DELITTO DI FARA, PENTITO L’OMICIDA

“Vedevo tutto nero, ora so che c'erano mille strade da percorrere anche da separati. Ho paura a incontrare i miei figli”. Queste le dichiarazioni spontanee fatte in aula davanti alla Corte d’Assise presieduta dal giudice Giovanni Petillo, da Carlo Fumagalli, l’operaio di Fara Gera d’Adda, imputato per avere ucciso, annegandola nelle acque dell’Adda, la compagna Romina Vento, madre dei suoi figli. “Come posso aver fatto una cosa simile verso la persona che mi manca di più?”, si interroga nel silenzio dell’udienza.  Fumagalli non si riconosce in ciò che ha fatto e in carcere, sta seguendo tutte le attività che gli vengono proposte, oltre alla terapia psicologica, si sente a disagio quando c’è un’insegnante donna.

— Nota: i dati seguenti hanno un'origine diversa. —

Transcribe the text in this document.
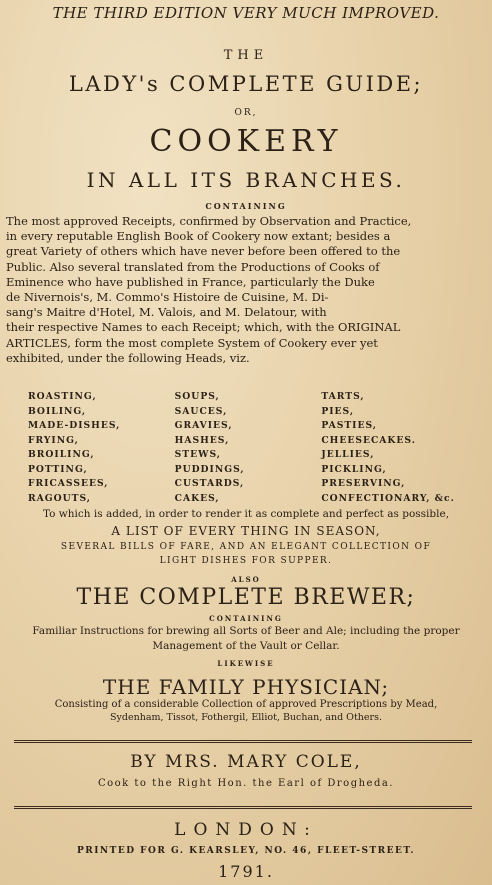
THE THIRD EDITION VERY MUCH IMPROVED.
THE
LADY's COMPLETE GUIDE;
OR,
COOKERY
IN ALL ITS BRANCHES.
CONTAINING
The most approved Receipts, confirmed by Observation and Practice,
in every reputable English Book of Cookery now extant; besides a
great Variety of others which have never before been offered to the
Public. Also several translated from the Productions of Cooks of
Eminence who have published in France, particularly the Duke
de Nivernois's, M. Commo's Histoire de Cuisine, M. Di-
sang's Maitre d'Hotel, M. Valois, and M. Delatour, with
their respective Names to each Receipt; which, with the ORIGINAL
ARTICLES, form the most complete System of Cookery ever yet
exhibited, under the following Heads, viz.
ROASTING,
BOILING,
MADE-DISHES,
FRYING,
BROILING,
POTTING,
FRICASSEES,
RAGOUTS,
SOUPS,
SAUCES,
GRAVIES,
HASHES,
STEWS,
PUDDINGS,
CUSTARDS,
CAKES,
TARTS,
PIES,
PASTIES,
CHEESECAKES.
JELLIES,
PICKLING,
PRESERVING,
CONFECTIONARY, &c.
To which is added, in order to render it as complete and perfect as possible,
A LIST OF EVERY THING IN SEASON,
SEVERAL BILLS OF FARE, AND AN ELEGANT COLLECTION OF
LIGHT DISHES FOR SUPPER.
ALSO
THE COMPLETE BREWER;
CONTAINING
Familiar Instructions for brewing all Sorts of Beer and Ale; including the proper
Management of the Vault or Cellar.
LIKEWISE
THE FAMILY PHYSICIAN;
Consisting of a considerable Collection of approved Prescriptions by Mead,
Sydenham, Tissot, Fothergil, Elliot, Buchan, and Others.
BY MRS. MARY COLE,
Cook to the Right Hon. the Earl of Drogheda.
LONDON:
PRINTED FOR G. KEARSLEY, NO. 46, FLEET-STREET.
1791.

Continua in aula il racconto disperato dell’imputato: “Otto notti su dieci sogno Romina. Mi dicono che mi abituerò, ma io ci penso sempre. Fossi stato più attento alle sue esigenze, non l’avrei persa. C’erano tante strade da affrontare serenamente anche da separati. Anche in sezione non parlo con nessuno di mia iniziativa. Passo le giornate in branda o davanti alla televisione. Non vivo più”. Ricorda la sera del 19 aprile come “caotica”. Si prende le colpe su tutto: “Non sono stato attendo ai bisogni di Romina. Negli ultimi anni ho dato tutto per scontato: il lavoro, i figli. Prima si usciva al ristorante, si andava alla spa. Ultimamente non mi ero mai fermato a dirle sei stanca, non cucinare che ti porto a mangiare una pizza. È un peso che ho”.